Rosalind Franklin ve DNA , İngiliz kimyager Rosalind Franklin'in (1920–1958) Amerikalı arkadaşı Anne Sayre tarafından 1975'teyazılmışbir biyografisidir. Franklin, DNA'nın yapısının keşfinde önemli araştırmalar yapan bir fizik kimyacıydı. biyolojideki en önemli keşif". DNA'nın kendisi "hayatın en ünlü molekülü" haline gelmişti. 1951'de King's College London'da çalışırken A-DNA ve B-DNA olarak adlandırılan iki tür DNA keşfetti. Onun röntgen görüntüleri DNA'nın belirtilen sarmal yapısını . 1952'de çekilenB-DNA'nın ( Foto 51 olarak adlandırılır)röntgen görüntüsü, DNA'nınyapısı için en iyi kanıt oldu. DNA'nın doğru kimyasal yapısının keşfi için,1962 Nobel Fizyoloji veya Tıp Ödülü, meslektaşları ve yakın araştırmacılar James Watson , Francis Crick ve Maurice Wilkins tarafından paylaşıldı; dört yıl önce 1958'de ölmüştü ve bu ödül için uygun değildi.

Arka fon

Rosalind Franklin, Ocak 1951'de DNA'nın kristalografisi üzerinde çalışmak üzere King's College London'a katıldı. O yılın sonunda iki önemli gerçeği saptadı: Birincisi, nükleotid zincirlerinin moleküler omurgası olan fosfat gruplarının dışarıda olduğu (içeride oldukları zaman genel bir fikir birliğiydi); diğeri ise DNA'nın kristal (kuru) A-DNA ve hidratlı (ıslak) B-DNA olmak üzere iki şekilde var olmasıdır.
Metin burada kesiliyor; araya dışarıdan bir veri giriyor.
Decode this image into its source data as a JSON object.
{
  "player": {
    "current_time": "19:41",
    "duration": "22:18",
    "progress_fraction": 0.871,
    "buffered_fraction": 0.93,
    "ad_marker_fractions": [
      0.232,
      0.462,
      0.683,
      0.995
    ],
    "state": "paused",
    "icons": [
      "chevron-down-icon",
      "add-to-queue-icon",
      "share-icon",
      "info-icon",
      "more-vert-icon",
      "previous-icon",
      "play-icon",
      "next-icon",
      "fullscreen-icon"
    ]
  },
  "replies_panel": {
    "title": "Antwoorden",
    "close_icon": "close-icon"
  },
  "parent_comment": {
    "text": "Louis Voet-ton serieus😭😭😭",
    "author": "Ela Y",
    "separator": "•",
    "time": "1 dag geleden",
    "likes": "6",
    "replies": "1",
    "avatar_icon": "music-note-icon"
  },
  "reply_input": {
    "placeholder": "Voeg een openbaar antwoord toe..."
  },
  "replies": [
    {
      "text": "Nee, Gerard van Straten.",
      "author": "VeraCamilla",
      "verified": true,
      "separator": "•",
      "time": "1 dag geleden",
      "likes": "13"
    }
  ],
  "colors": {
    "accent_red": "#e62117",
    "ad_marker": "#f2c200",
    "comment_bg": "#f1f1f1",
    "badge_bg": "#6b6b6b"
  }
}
Doktora öğrencisi Raymond Gosling ile DNA'nın bir dizi X-ışını görüntüsü üretti. Mayıs 1952'de çekilen B-DNA'nın fotoğrafı (51 numara, dolayısıyla Fotoğraf 51 olarak popüler oldu) özellikle çok önemliydi. X-ışını kristalografisi kesin sarmal yapıyı hemen göstermedi. Franklin, A-DNA üzerinde çalışmayı seçti, B-DNA ise Maurice Wilkins'e verildi. 1953'ün başlarında Franklin, DNA'nın hem A hem de B formlarının iki sarmal zincirden oluştuğunun farkındaydı. O zamana kadar, Cambridge Üniversitesi'nden James Watson ve Francis Crick, deneysel verilerine dayanarak doğru bir çift sarmal DNA modeli oluşturmuştu.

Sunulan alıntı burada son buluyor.